True freedom start with getting honest with yourself.
Transparency is not easy, and admitting that I was my biggest obstacle is very painful. It has taken time, thought, and the willingness to challenge myself in order to break free and truly excel. Only recently have I been able to appreciate my successes, learn from my failures, and not make myself feel like crap.
2013 was a huge year for my wife and I financially. We were able to save over $15 thousand dollars in a 6-7 month period. Sound financial decisions were paying off and I should have felt great. Together, we were experiencing the exhilaration of financial independence. The numerous years apart (I often worked away from home internationally for months at a time) were paying off. On the outside, everything seemed great, but on the inside, I was fighting a battle. A battle that robbed me of the joy, exhilaration and inspiration of our accomplishments. I should have been happy, grateful, and thriving. Instead, I was worried about losing it all, about messing it up, and disappointing my wife.
Mentally, I lived paycheck-to-paycheck. Worried about what might happen, I deprived myself of things I wanted. Unless of course, I could prove to myself they were necessary for career progression. Providing La Shawn, my wife, with what she wanted was easy but I was depriving myself. Occasionally, I splurged on myself and it was always followed by thoughts of impending financial ruin. During those times I would berate myself for wanting nice things.
It got to the point where I would purchase what I wanted and lie about it. At my worst, my thoughts immobilized me, and I made decisions out of fear. Deep down I knew I was becoming my own worst enemy. During moments of clarity, I began to see and understand patterns in my behavior. These patterns always ended in rash financial decisions made out of fear and my lack of self-confidence. By 2013, it was clear I needed to make a change and I hired a coach to help hasten my improvement.
Soon, it became very clear that I was the barrier to my own success. Our sessions were painful because he required me to look within and confront the skeletons in my closet. Often times, I felt embarrassed and I even avoided certain topics. By the summer of 2014, it was clear my mindset was changing. I was able to celebrate our financial achievements, trust myself to make sound financial decisions, and just be grateful.
There are five essential principles that made my transformation possible.
- Mindset. If we want to make progress, we have to change our thoughts. Thoughts lead to beliefs, beliefs generate emotions, and emotions lead to action. I allowed previous failures and other people to define my thoughts regarding money and success. Before I could change my behavior, I had to understand I was the single greatest barrier to my success.

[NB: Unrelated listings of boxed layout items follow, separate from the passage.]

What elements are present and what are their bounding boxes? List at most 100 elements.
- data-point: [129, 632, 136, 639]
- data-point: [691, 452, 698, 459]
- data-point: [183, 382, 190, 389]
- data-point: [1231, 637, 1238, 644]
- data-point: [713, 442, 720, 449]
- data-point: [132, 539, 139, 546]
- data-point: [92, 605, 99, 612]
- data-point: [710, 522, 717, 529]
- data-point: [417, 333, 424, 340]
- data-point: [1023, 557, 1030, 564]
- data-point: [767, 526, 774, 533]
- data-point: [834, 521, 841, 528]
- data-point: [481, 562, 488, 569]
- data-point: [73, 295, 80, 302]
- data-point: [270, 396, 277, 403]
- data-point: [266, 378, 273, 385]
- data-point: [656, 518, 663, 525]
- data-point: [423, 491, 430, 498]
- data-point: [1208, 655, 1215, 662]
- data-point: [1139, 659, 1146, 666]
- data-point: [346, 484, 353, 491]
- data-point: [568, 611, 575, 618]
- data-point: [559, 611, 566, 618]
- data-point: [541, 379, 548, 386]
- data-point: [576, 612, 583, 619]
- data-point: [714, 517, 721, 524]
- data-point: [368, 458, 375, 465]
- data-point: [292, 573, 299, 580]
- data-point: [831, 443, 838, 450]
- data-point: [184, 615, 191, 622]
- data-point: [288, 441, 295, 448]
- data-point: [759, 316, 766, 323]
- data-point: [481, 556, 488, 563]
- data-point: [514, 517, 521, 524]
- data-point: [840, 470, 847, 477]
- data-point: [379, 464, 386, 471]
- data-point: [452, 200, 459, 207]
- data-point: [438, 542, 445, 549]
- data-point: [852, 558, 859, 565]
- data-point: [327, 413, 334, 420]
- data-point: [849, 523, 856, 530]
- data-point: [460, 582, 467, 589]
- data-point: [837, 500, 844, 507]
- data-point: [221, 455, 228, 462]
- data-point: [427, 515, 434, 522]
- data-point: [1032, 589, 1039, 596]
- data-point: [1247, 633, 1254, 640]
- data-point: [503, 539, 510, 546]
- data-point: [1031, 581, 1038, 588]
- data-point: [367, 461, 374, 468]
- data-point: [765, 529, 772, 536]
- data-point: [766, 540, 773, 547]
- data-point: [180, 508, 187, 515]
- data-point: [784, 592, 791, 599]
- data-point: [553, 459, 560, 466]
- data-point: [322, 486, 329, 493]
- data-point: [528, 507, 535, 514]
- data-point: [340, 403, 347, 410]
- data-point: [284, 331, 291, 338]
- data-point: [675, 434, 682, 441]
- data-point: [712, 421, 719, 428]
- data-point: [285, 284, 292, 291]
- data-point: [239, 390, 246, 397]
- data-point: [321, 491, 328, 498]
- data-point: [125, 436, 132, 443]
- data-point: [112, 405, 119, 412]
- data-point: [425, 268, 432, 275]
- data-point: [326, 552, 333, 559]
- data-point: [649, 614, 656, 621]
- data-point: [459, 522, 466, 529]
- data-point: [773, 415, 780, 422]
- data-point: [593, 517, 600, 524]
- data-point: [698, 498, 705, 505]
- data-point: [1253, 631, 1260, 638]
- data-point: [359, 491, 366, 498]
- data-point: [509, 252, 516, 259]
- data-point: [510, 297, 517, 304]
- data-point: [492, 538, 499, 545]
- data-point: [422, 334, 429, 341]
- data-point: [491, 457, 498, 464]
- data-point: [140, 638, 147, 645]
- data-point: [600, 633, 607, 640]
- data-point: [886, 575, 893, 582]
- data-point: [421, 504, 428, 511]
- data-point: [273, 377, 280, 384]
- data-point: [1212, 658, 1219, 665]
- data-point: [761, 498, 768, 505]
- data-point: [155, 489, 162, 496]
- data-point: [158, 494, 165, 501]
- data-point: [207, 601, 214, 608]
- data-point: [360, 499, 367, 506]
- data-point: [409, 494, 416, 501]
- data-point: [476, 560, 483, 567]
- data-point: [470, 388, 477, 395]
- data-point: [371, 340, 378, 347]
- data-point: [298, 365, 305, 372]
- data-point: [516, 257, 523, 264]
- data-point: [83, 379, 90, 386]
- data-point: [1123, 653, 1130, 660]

- Self-awareness. Over the years we learn to believe certain things about ourselves. They become ingrained at a subconscious level and they form the basis for our emotions and actions. Each day I remained unaware, change eluded me. It was business as usual and I could never understand why. Self-awareness cast a spotlight on the self-limiting beliefs that stood between success, fulfillment, and me.
- Making mistakes does not make you less of man. We are all fallible human beings. Mistakes and failures are part of who we are. I allowed my failures to define me and enslave me. Shame, guilt, and pride were the walls that stood between me and accessing my enormous potential.

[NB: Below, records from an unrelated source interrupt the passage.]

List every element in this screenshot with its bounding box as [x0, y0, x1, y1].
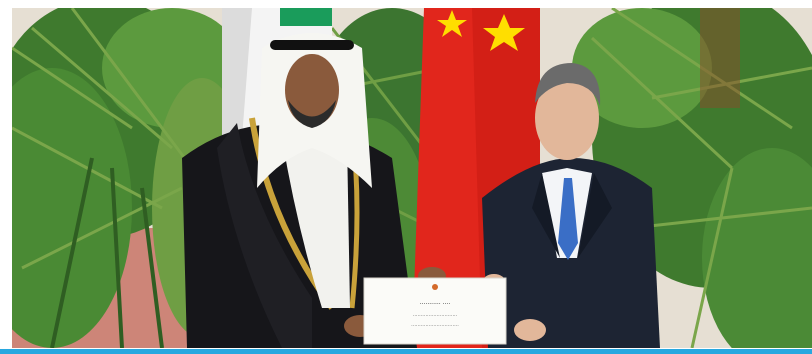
diplomatic-ceremony-photo: ........... .... .......................…	[12, 8, 812, 348]
accent-bottom-bar	[0, 349, 812, 354]
flag-star-small	[437, 10, 467, 37]
flag-star-large	[483, 14, 525, 51]
letter-line-3: ..............................	[411, 322, 459, 328]
kuwaiti-official-figure	[182, 33, 446, 348]
credentials-letter: ........... .... .......................…	[363, 277, 507, 345]
chinese-official-figure	[482, 63, 660, 348]
letter-line-1: ........... ....	[420, 299, 451, 306]
letter-line-2: ............................	[413, 312, 458, 318]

- Self-regulation. Once I became aware of my thoughts, my emotions, and my actions, I was in a place to start making big changes. Now I was able to challenge the self-limiting beliefs that caused me to doubt myself and prevented me from pursuing my dreams.

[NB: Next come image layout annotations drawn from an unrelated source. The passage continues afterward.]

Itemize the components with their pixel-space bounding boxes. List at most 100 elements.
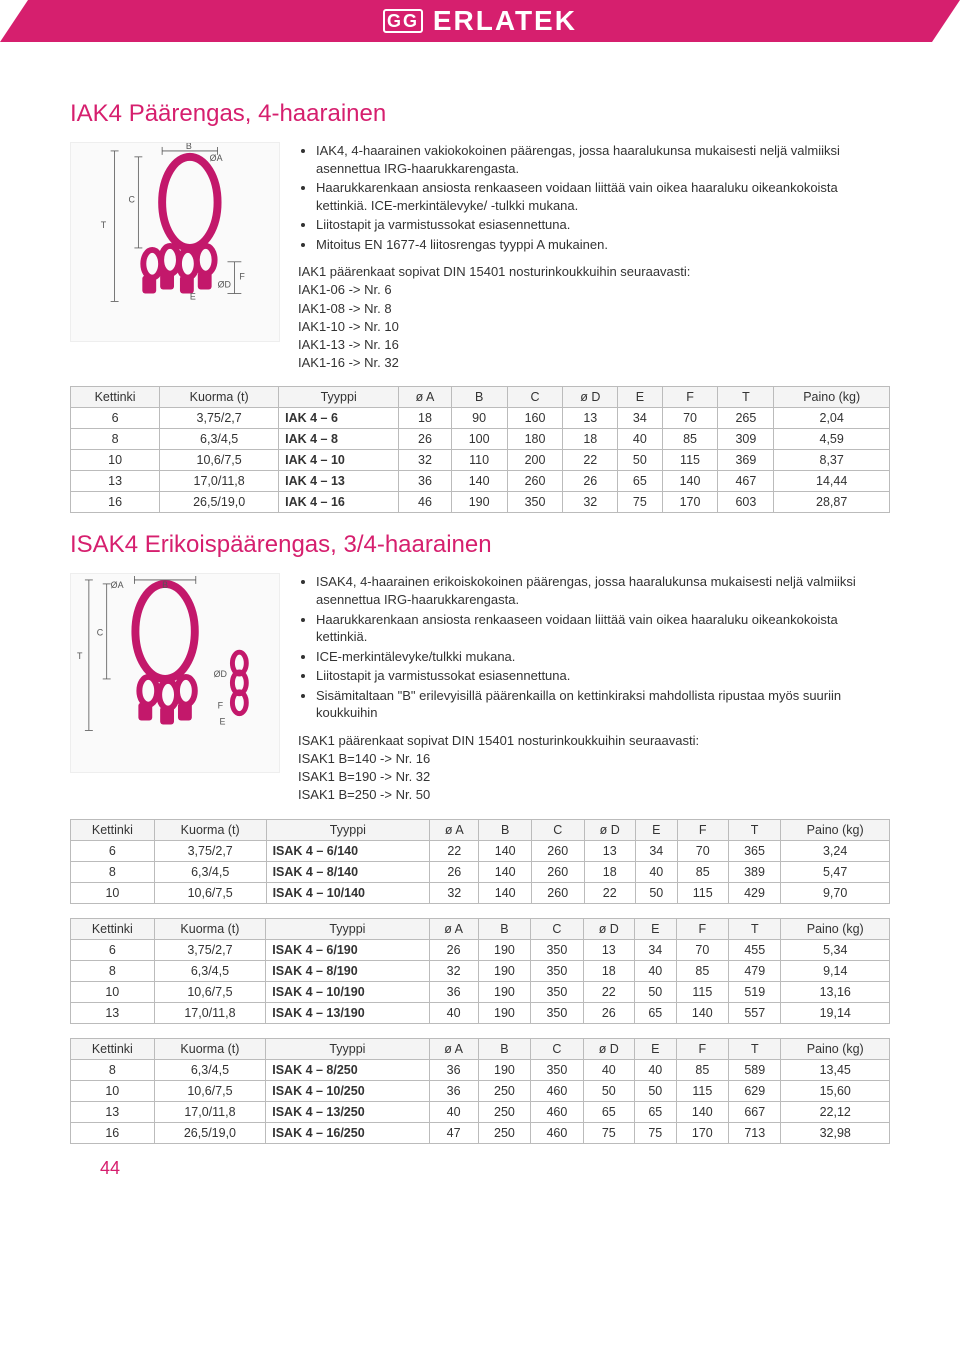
table-cell: 429 <box>728 882 781 903</box>
table-cell: 350 <box>531 1059 583 1080</box>
table-row: 1626,5/19,0ISAK 4 – 16/25047250460757517… <box>71 1122 890 1143</box>
section1-bullets: IAK4, 4-haarainen vakiokokoinen päärenga… <box>298 142 890 253</box>
table-cell: 455 <box>729 939 781 960</box>
table-cell: 6 <box>71 939 155 960</box>
table-cell: 519 <box>729 981 781 1002</box>
table-cell: 629 <box>729 1080 781 1101</box>
bullet-item: IAK4, 4-haarainen vakiokokoinen päärenga… <box>316 142 890 177</box>
column-header: ø D <box>563 387 618 408</box>
table-cell: 10 <box>71 450 160 471</box>
note-line: ISAK1 B=190 -> Nr. 32 <box>298 768 890 786</box>
table-row: 63,75/2,7ISAK 4 – 6/19026190350133470455… <box>71 939 890 960</box>
column-header: E <box>635 819 677 840</box>
table-cell: 3,75/2,7 <box>154 939 266 960</box>
table-cell: 260 <box>531 840 584 861</box>
table-cell: 110 <box>451 450 507 471</box>
table-row: 1010,6/7,5ISAK 4 – 10/250362504605050115… <box>71 1080 890 1101</box>
section2-text: ISAK4, 4-haarainen erikoiskokoinen pääre… <box>298 573 890 804</box>
table-cell: 34 <box>635 840 677 861</box>
table-cell: 50 <box>634 1080 676 1101</box>
table-cell: 460 <box>531 1080 583 1101</box>
table-cell: 6,3/4,5 <box>160 429 279 450</box>
svg-text:ØD: ØD <box>218 280 231 290</box>
column-header: F <box>677 819 728 840</box>
bullet-item: Haarukkarenkaan ansiosta renkaaseen void… <box>316 611 890 646</box>
table-cell: 6,3/4,5 <box>154 861 266 882</box>
table-row: 86,3/4,5ISAK 4 – 8/190321903501840854799… <box>71 960 890 981</box>
table-cell: 13,16 <box>781 981 890 1002</box>
table-cell: 36 <box>429 1059 478 1080</box>
table-cell: 17,0/11,8 <box>154 1002 266 1023</box>
table-cell: 14,44 <box>774 471 890 492</box>
table-cell: 10 <box>71 882 155 903</box>
bullet-item: Liitostapit ja varmistussokat esiasennet… <box>316 216 890 234</box>
svg-text:ØA: ØA <box>210 153 223 163</box>
table-cell: 140 <box>479 861 532 882</box>
section1-note-header: IAK1 päärenkaat sopivat DIN 15401 nostur… <box>298 263 890 281</box>
table-cell: ISAK 4 – 8/250 <box>266 1059 429 1080</box>
table-cell: 8,37 <box>774 450 890 471</box>
column-header: F <box>676 918 728 939</box>
table-cell: 40 <box>635 861 677 882</box>
table-cell: 8 <box>71 861 155 882</box>
table-cell: 22 <box>430 840 479 861</box>
table-cell: 8 <box>71 429 160 450</box>
column-header: Kettinki <box>71 918 155 939</box>
table-cell: 6,3/4,5 <box>154 960 266 981</box>
column-header: F <box>676 1038 728 1059</box>
table-cell: 460 <box>531 1122 583 1143</box>
table-cell: 40 <box>634 960 676 981</box>
table-cell: 26 <box>583 1002 634 1023</box>
table-cell: 75 <box>618 492 662 513</box>
table-row: 1626,5/19,0IAK 4 – 164619035032751706032… <box>71 492 890 513</box>
table-row: 1317,0/11,8ISAK 4 – 13/25040250460656514… <box>71 1101 890 1122</box>
table-cell: 170 <box>676 1122 728 1143</box>
table-cell: 10 <box>71 1080 155 1101</box>
section1-table: KettinkiKuorma (t)Tyyppiø ABCø DEFTPaino… <box>70 386 890 513</box>
table-cell: IAK 4 – 16 <box>279 492 399 513</box>
table-cell: 65 <box>618 471 662 492</box>
table-cell: ISAK 4 – 6/190 <box>266 939 429 960</box>
table-cell: IAK 4 – 8 <box>279 429 399 450</box>
table-cell: 13 <box>584 840 635 861</box>
table-cell: 32,98 <box>781 1122 890 1143</box>
column-header: Kettinki <box>71 819 155 840</box>
table-cell: 50 <box>634 981 676 1002</box>
table-cell: 140 <box>676 1101 728 1122</box>
table-cell: 369 <box>718 450 774 471</box>
column-header: Kuorma (t) <box>154 819 266 840</box>
table-cell: 75 <box>634 1122 676 1143</box>
section2-note-lines: ISAK1 B=140 -> Nr. 16ISAK1 B=190 -> Nr. … <box>298 750 890 805</box>
column-header: T <box>718 387 774 408</box>
table-cell: 365 <box>728 840 781 861</box>
section2-bullets: ISAK4, 4-haarainen erikoiskokoinen pääre… <box>298 573 890 721</box>
column-header: T <box>728 819 781 840</box>
table-cell: 28,87 <box>774 492 890 513</box>
column-header: E <box>618 387 662 408</box>
table-cell: 6 <box>71 408 160 429</box>
table-cell: 50 <box>583 1080 634 1101</box>
svg-text:T: T <box>77 652 83 662</box>
table-cell: ISAK 4 – 6/140 <box>266 840 430 861</box>
table-cell: 115 <box>676 981 728 1002</box>
table-cell: 19,14 <box>781 1002 890 1023</box>
column-header: T <box>729 1038 781 1059</box>
table-cell: 190 <box>478 1059 530 1080</box>
bullet-item: ISAK4, 4-haarainen erikoiskokoinen pääre… <box>316 573 890 608</box>
svg-text:C: C <box>97 628 104 638</box>
bullet-item: Haarukkarenkaan ansiosta renkaaseen void… <box>316 179 890 214</box>
svg-text:ØD: ØD <box>214 669 227 679</box>
section2-table-1: KettinkiKuorma (t)Tyyppiø ABCø DEFTPaino… <box>70 918 890 1024</box>
note-line: IAK1-16 -> Nr. 32 <box>298 354 890 372</box>
column-header: Kettinki <box>71 387 160 408</box>
note-line: IAK1-10 -> Nr. 10 <box>298 318 890 336</box>
table-cell: 13 <box>71 471 160 492</box>
column-header: Kuorma (t) <box>160 387 279 408</box>
bullet-item: Liitostapit ja varmistussokat esiasennet… <box>316 667 890 685</box>
table-cell: 309 <box>718 429 774 450</box>
table-cell: 10,6/7,5 <box>154 882 266 903</box>
table-cell: 18 <box>584 861 635 882</box>
table-cell: 389 <box>728 861 781 882</box>
column-header: F <box>662 387 718 408</box>
column-header: ø A <box>429 918 478 939</box>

Developing my self-awareness and fine-tuning my ability to challenge self-limiting thoughts has been refreshing. It has renewed my mindset and allowed me to help my family achieve our financial dreams. More importantly, it has helped me become a better husband, friend, and lover to my beautiful wife. For the first time in my life, I am thriving and enjoying life.
There have been some mistakes along the way. In late 2014, I doubted myself and mistakenly acted upon the advice of a financial advisor. Instead of feeling like beating myself up, I used the situation as a learning experience and adjusted our goals for New Year. Life is still awesome on so many levels!
Are you your own worst enemy? What changes will you make so you can start living your extraordinary life.